As also reported in “First Man”, the Apollo 11 crew didn’t seem to be very close or communicate much beyond the technical. Collins also reports the same “distance” with John Young during Gemini 10. Maybe there was just so much going on that there was little time or brainspace to spare for non-technical matters?
The crew knew that Apollo 11 was going to be a big deal and expected a certain amount of fanfare upon their return, but none of them could have predicted what the never-ending fame (including being asked “What was it really like up there?” approximately one million times) would actually be like. For three introverted engineers, dealing with fame was not always enjoyable. Furthermore, nothing in life ever really seemed to come close to the challenge or fulfillment that came from making the moon shot. I guess that nothing on earth can really compare once you’ve already done the impossible. But I suppose that, among all hardships, this is not the most terrible one to experience. Also, it really put some problems in perspective – hard to be terribly concerned with issues where lives are not on the line, and also some of planet Earth’s squabbles and feuds seem so small when you can view the whole Earth as a tiny ball outside a single viewport of your spacecraft. On the other hand, even the great honors of the Earth that were bestowed on the crew don’t seem like much — “through it all, the earth continues to turn on its axis …. I am less impressed by my own disturbance to that serene motion, or by that of my fellow man.”

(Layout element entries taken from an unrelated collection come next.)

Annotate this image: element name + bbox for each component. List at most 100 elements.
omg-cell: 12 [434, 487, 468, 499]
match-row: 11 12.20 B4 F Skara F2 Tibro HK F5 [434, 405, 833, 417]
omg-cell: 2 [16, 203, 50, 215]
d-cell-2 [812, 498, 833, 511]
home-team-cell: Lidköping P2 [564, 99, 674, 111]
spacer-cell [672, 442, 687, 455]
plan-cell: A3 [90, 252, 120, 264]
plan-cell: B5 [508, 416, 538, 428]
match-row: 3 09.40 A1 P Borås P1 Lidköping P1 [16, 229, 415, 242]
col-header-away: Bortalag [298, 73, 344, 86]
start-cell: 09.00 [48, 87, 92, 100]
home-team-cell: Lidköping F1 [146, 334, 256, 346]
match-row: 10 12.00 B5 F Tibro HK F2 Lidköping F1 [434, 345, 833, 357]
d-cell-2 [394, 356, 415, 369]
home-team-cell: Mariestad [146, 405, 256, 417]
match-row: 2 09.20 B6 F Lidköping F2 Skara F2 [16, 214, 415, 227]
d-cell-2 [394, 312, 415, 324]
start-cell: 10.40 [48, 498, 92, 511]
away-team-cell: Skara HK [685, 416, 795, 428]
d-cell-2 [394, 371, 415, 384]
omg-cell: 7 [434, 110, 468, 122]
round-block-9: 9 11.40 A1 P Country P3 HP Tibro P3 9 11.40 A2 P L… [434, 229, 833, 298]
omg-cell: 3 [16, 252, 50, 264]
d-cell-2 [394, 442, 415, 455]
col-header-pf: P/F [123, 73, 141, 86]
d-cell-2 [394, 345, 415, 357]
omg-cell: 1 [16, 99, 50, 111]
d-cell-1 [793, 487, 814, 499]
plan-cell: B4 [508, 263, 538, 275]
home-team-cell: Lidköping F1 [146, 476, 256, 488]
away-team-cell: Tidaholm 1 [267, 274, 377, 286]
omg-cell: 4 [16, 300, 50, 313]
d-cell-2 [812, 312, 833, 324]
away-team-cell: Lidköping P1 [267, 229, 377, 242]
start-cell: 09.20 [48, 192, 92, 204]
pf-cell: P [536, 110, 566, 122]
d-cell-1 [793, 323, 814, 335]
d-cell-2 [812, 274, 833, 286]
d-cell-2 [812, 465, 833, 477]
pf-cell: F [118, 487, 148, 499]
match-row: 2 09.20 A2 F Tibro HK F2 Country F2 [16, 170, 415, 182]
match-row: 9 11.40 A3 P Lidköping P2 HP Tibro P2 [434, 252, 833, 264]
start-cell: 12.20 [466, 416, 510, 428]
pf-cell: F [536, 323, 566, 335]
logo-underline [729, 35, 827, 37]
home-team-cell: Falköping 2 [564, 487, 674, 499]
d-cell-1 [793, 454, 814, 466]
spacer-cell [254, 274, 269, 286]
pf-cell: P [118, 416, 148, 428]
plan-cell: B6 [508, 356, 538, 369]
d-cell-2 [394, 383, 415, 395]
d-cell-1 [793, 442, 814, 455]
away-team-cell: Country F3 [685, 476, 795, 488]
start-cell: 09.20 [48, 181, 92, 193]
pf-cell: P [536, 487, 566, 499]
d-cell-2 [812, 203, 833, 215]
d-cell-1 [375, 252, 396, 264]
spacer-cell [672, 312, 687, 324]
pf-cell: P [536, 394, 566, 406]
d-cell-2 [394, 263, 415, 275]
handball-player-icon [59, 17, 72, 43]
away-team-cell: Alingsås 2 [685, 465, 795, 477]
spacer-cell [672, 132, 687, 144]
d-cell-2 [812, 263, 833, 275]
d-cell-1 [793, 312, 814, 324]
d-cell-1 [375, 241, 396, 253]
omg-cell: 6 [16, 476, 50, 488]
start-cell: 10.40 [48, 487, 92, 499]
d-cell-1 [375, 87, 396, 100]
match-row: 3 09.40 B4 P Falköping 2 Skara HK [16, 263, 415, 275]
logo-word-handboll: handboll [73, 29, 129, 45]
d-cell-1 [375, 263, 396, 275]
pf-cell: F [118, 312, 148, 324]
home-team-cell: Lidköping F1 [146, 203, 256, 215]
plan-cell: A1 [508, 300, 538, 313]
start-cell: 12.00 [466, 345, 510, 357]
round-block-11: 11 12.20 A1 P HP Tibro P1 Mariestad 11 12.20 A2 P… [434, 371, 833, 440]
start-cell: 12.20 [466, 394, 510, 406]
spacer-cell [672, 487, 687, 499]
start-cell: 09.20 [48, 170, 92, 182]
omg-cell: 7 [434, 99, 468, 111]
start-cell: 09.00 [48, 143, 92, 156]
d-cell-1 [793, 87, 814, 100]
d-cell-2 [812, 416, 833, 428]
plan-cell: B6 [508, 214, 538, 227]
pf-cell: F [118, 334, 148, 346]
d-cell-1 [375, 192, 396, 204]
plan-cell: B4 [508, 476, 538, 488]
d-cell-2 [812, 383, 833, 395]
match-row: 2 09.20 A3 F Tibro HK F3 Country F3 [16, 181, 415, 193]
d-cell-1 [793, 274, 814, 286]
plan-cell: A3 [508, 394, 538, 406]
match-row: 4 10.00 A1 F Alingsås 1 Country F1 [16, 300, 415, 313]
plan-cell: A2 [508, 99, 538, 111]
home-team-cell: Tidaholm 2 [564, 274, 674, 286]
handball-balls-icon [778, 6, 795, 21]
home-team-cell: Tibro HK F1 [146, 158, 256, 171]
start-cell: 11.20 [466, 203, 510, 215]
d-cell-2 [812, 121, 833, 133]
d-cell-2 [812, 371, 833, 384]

The crew also returned to a pivotal moment in the future of manned space flight, as the voices in opposition to the vast sums being spent on such endeavors where becoming loud indeed. Collins’ book was published in 1974 and it is clear he and NASA were at least by then very much on the defensive. I think he and many in Apollo would be surprised that we still as of 2017 haven’t sent a man to Mars yet — it seemed like the next logical step.
Nearly fifty years too late, but let me say, “Great job, Mike!” And also to the other astronauts and literally thousands of others who made it all happen. Apollo is a story which will inspire humanity through the ages.